L’evento si svilupperà attraverso quattro sezioni: «Rispettivamente dedicate a pene sostitutive, giustizia riparativa, dimensione carceraria della pena e terzo settore rispetto al mondo carcerario, in cui si succederanno rapidamente tre relatori per sezione e una quinta sezione caratterizzata da una piece teatrale di un’attrice professionista, sempre a tema. Ci sarà la possibilità per il pubblico anche di rivolgere domande ai relatori». «Nell’aprire l’evento alla cittadinanza - dice Noemi Mariani, presidente Camera Penale Monza - abbiamo ritenuto di rivolgere un invito particolare alle scuole superiori ed alle università. Il tema del carcere e, più in generale, dell’esecuzione della pena è poco e male conosciuto, sia perché si registra un’istintiva presa di distanza da un contesto che si reputa quanto di più lontano da sé, sia perché i mezzi di informazione, la politica ed i social spesso finiscono per veicolare un’immagine distorta, per cui alla detenzione viene attribuita una funzione meramente repressiva e punitiva. Trattandosi di un fattore culturale, è importante diffondere nelle nuove generazioni una visione corretta, che prenda le mosse dai principi costituzionali».

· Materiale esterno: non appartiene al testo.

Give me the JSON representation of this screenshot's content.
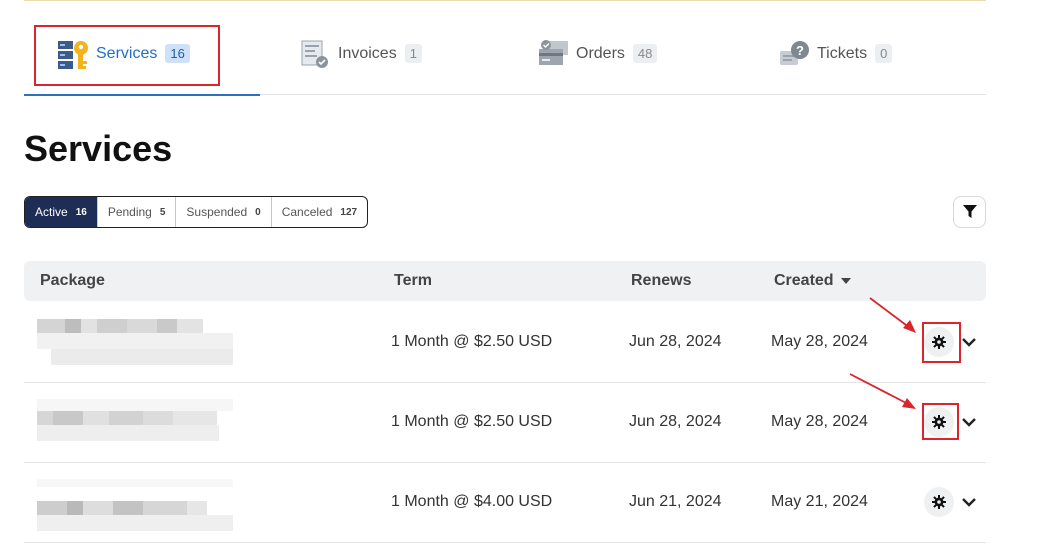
{
  "tabs": [
    {
      "label": "Services",
      "count": "16",
      "icon": "services-key-server-icon",
      "active": true
    },
    {
      "label": "Invoices",
      "count": "1",
      "icon": "invoice-icon",
      "active": false
    },
    {
      "label": "Orders",
      "count": "48",
      "icon": "orders-icon",
      "active": false
    },
    {
      "label": "Tickets",
      "count": "0",
      "icon": "tickets-icon",
      "active": false
    }
  ],
  "page_title": "Services",
  "status_filters": [
    {
      "label": "Active",
      "count": "16",
      "active": true
    },
    {
      "label": "Pending",
      "count": "5",
      "active": false
    },
    {
      "label": "Suspended",
      "count": "0",
      "active": false
    },
    {
      "label": "Canceled",
      "count": "127",
      "active": false
    }
  ],
  "filter_icon": "funnel-icon",
  "table": {
    "headers": {
      "package": "Package",
      "term": "Term",
      "renews": "Renews",
      "created": "Created"
    },
    "sort_indicator": "caret-down-icon",
    "rows": [
      {
        "term": "1 Month @ $2.50 USD",
        "renews": "Jun 28, 2024",
        "created": "May 28, 2024",
        "highlighted": true
      },
      {
        "term": "1 Month @ $2.50 USD",
        "renews": "Jun 28, 2024",
        "created": "May 28, 2024",
        "highlighted": true
      },
      {
        "term": "1 Month @ $4.00 USD",
        "renews": "Jun 21, 2024",
        "created": "May 21, 2024",
        "highlighted": false
      }
    ]
  },
  "colors": {
    "accent": "#1f6fc6",
    "dark_navy": "#1e2d55",
    "annotation_red": "#d9262e"
  }
}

«La cosiddetta Riforma Cartabia ha introdotto nel Codice penale le ”pene detentive brevi” - sottolinea Daniele Cei, presidente Camera Penale di Pavia - Le pene sostitutive diventano applicabili direttamente dal giudice in sede di pronuncia della sentenza di condanna, mentre alle misure alternative alla detenzione può accedersi solo in fase esecutiva con la pregiudizievole conseguenza che l’esecuzione di una condanna ad anni di distanza dalla sentenza comporta che la pena venga scontata da un una persona magari profondamente diversa da quella ritenuta colpevole del reato. La riforma nasce quindi con l’idea di una effettiva rieducazione del reo».

«Il secondo momento di confronto - illustra Samuele Genoni, presidente Camera Penale di Busto Arsizio - affronterà la tematica dell’istituto della Giustizia Riparativa. Grazie alla narrazione di concrete esperienze, si intende testimoniare quanto lo strumento possa contribuire a una crescita personale e della collettività - non solo e non tanto, quindi, con riferimento all’autore del reato - che può contribuire a mutare l’approccio culturale rispetto al carcere».

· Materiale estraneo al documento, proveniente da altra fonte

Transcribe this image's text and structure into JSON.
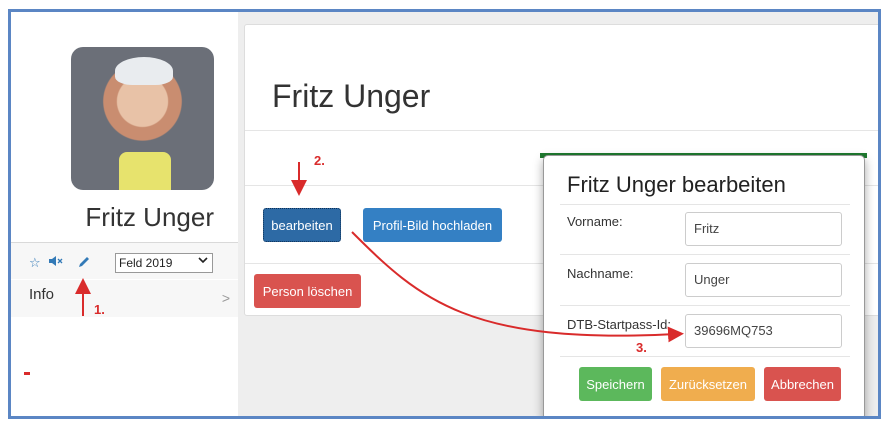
{
  "profile": {
    "name": "Fritz Unger",
    "select_value": "Feld 2019",
    "info_label": "Info",
    "info_chevron": ">"
  },
  "toolbar_icons": [
    "star-icon",
    "mute-icon",
    "pencil-icon"
  ],
  "main": {
    "title": "Fritz Unger",
    "edit_button": "bearbeiten",
    "upload_button": "Profil-Bild hochladen",
    "delete_button": "Person löschen"
  },
  "modal": {
    "title": "Fritz Unger bearbeiten",
    "fields": [
      {
        "label": "Vorname:",
        "value": "Fritz"
      },
      {
        "label": "Nachname:",
        "value": "Unger"
      },
      {
        "label": "DTB-Startpass-Id:",
        "value": "39696MQ753"
      }
    ],
    "save_button": "Speichern",
    "reset_button": "Zurücksetzen",
    "cancel_button": "Abbrechen"
  },
  "annotations": {
    "step1": "1.",
    "step2": "2.",
    "step3": "3."
  },
  "colors": {
    "frame": "#5b86c4",
    "primary": "#3480c4",
    "danger": "#d9534f",
    "success": "#5cb85c",
    "warning": "#f0ad4e",
    "annotation": "#d92b2b"
  }
}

Tra i relatori anche un ergastolano: «Credo sia corretto muovere dal senso della pena dal punto di vista di chi la subisce - dice Fabio Margarini, presidente Camera Penale di Varese, coordinatore di questo incontro - Rifletteremo se e a cosa serva la pena carceraria ed eventualmente come dovrebbe essere per avere un senso ed una funzione effettivamente rieducativa. Quando si parla di dimensione carceraria si deve partire da due dati, uno il numero dei suicidi che lo scorso anno, se non erro, è stato di 84 e quest’anno 60, ma il secondo è quello più inquietante, il numero di tentativi: 1078».

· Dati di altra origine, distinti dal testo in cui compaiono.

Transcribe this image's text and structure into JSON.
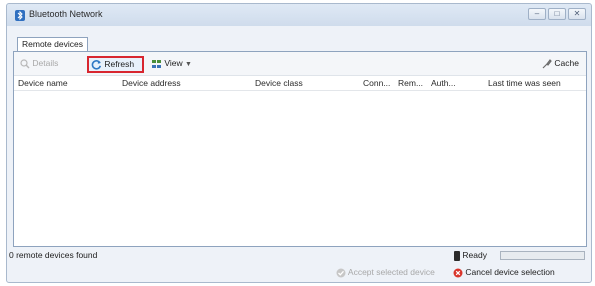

Si parlerà anche di volontariato e Terzo Settore, il cui ruolo «in carcere è fondamentale per consentire alla persona detenuta di sviluppare delle relazioni e delle competenze che favoriscano una concreta e reale possibilità di reinserimento sociale - spiega Stefano Di Pasquale, presidente Camera Penale di Sondrio - È necessario avere sempre come faro il principio costituzionale secondo cui le pene devono tendere alla rieducazione del condannato. La preziosa e insostituibile attività svolta in carcere dalle associazioni di volontariato è essenziale, soprattutto per il superamento del sempre più tristemente diffuso slogan “ Buttare via la chiave”». Ultimo atto, lo spettacolo di Claudia Fontana: «L’attrice porta il tema delle donne detenute e dei loro bambini - spiega Valentina Alberta, presidente Camera Penale di Milano - Pur costituendo una minoranza le donne presentano caratteri peculiari, sia dal punto di vista psicologico che da quello della tutela degli affetti esterni. Soprattutto pongono la questione della tutela dell’infanzia con riferimento ai loro figli».